Oyun İncelemeleri

James Bond: Quantum of Solace

Casino Royale, sarışın bir Bond’un yer alacağı ilk Bond filmi olarak duyurulunca tepkiler almıştı. Bond fanlarının bu filmi boykot etmeleri dahi istendi. Gösterim tarihi geldiğinde ise, bu eleştiriler yerle bir oldu. En başarısız James Bond olur denilmesine rağmen, tüm zamanların en başarılı Bond filmi ortaya çıkmıştı. Film olarak kabuk değiştiren 007 ismi, oyun olarak da bu değişime ayak uydurdu. Yapım hakları EA Games’de yer alan Bond, Activision tarafından satın alındı ve ilk oyun duyuruldu.
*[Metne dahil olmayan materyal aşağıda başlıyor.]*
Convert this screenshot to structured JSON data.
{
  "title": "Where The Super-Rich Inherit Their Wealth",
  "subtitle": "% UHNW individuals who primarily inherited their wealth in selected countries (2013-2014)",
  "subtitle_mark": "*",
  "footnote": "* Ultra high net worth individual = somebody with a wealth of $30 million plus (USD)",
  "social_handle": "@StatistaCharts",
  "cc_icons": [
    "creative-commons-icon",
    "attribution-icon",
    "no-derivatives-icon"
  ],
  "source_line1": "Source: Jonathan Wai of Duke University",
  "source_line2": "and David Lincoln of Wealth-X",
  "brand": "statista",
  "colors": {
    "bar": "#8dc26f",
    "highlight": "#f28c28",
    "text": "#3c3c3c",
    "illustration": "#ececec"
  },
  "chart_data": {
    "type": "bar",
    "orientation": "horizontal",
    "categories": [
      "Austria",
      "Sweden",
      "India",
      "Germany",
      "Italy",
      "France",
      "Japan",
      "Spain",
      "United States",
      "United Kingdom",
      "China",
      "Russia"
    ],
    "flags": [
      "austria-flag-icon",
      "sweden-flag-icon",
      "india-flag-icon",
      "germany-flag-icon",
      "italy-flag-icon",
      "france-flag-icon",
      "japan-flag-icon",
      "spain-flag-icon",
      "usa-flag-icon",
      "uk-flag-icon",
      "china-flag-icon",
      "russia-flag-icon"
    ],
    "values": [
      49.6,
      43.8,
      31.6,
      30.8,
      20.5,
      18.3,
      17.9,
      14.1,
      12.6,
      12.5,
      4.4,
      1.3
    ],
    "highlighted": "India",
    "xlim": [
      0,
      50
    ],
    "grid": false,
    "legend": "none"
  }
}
Treyarch tarafından geliştirilen yapım, aynı isimli filmin sinemaya girmesinden birkaç gün önce oyuncuların beğenisine sunuldu.

Bond günlüğü

Oyun için özel font ile hazırlanan yapımcı logolarının ardından, bizleri film açılışını andırır bir video karşılıyor. Bond temasının hakim olduğu ana menüyü geçip, oyuna başladığımda ilk başta pek hoş şeylerle karşılaştım diyemem. Kalitesiz arka plan tasarımları ve grafikler, olması gereken düzeyde değildi. Bu kısmı şimdilik atlayıp diğer detaylara gelecek olursak oyun, Casino Royale ve yeni film Quantum of Solace’da yer alan gelişmeleri konu alıyor.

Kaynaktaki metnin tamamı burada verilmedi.